6 firm pears, peeled
1 vanilla pod, split

2 large egg yolks
4 Tbsp golden caster sugar (superfine sugar)
5 ounces marsala
2 - 9 ounce tubs of mascarpone

3.5 ounces dark chocolate, grated
5 tbsp very strong coffee (or espresso)


1. For the cake: Melt chocolate and butter together, then cool. Meanwhile, heat oven to 325F. Butter and line the base and sides of 9"springform pan with parchment paper.

2. Whisk sugar and egg yolks until very pale and thick, about 5 minutes. Fold in chocolate mix using large metal spoon. Put egg whites and pinch of salt into another bowl and, with clean beaters, whisk until you have medium peaks.

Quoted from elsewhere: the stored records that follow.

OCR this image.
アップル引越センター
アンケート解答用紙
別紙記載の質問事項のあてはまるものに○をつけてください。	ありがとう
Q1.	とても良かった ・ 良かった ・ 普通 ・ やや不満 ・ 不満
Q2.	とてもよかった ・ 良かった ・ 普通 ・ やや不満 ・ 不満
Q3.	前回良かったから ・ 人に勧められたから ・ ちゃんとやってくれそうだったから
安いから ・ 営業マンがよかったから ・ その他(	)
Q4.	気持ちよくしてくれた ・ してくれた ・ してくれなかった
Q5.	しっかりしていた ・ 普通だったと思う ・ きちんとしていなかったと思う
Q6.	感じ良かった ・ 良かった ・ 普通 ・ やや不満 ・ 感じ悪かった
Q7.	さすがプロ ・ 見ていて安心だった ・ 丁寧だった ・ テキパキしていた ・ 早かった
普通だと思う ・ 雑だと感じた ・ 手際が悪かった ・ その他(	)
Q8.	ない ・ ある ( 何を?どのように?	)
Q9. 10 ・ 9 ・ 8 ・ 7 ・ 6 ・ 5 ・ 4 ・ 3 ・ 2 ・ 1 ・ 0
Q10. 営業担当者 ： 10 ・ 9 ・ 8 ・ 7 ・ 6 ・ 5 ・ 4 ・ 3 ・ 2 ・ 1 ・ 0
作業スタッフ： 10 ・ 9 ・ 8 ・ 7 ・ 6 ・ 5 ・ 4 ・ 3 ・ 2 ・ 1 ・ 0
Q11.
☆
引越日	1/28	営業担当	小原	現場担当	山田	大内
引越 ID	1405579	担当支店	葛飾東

Fold this gently but thoroughly into chocolate mix with metal spoon, then spoon into pan and bake for 11/2 hrs until risen all over. Insert skewer into middle of tin to test; it should come out with just a few damp crumbs but no wet mix. The cake will sink once it cools.

3. While cake cooks, put pears, vanilla pod and 4 cups water into saucepan. Weigh pears down under surface with small plate, then simmer for 20 mins, covered, until tender. Leave to cool in liquid if you have time. Cut each pear into 6 long slices, then remove stalk and core.

4. For mascarpone layer: Half-fill medium saucepan with water, then bring to simmer. Put yolks, sugar and 6 tbsp of the Marsala into large bowl, sit it over just-simmering water, then whisk for 5 mins until mixture is thick and holds trail for few secs. Put mascarpone into bowl, beat with 2 tbsp more Marsala to loosen, then whisk in egg mix in 2 batches, until smooth, thick and light.

5. You're now ready to assemble the trifle. Cut cake in half - it will be squidgy, so don't worry if it breaks up. Spoon some of mascarpone layer into bottom of  dish, then top with a few pears and a sprinkling of grated chocolate. Put half of cake on top, then sprinkle with some of remaining Marsala and coffee. Spoon more of mascarpone over, then top with more pears and more chocolate. Top this with next piece of cake, spoon over more Marsala and coffee, then spoon remaining mascarpone mix over top. Finish with remaining pears. Chill for at least 2 hrs, or up to 2 days. When ready to serve, cover with last of grated chocolate.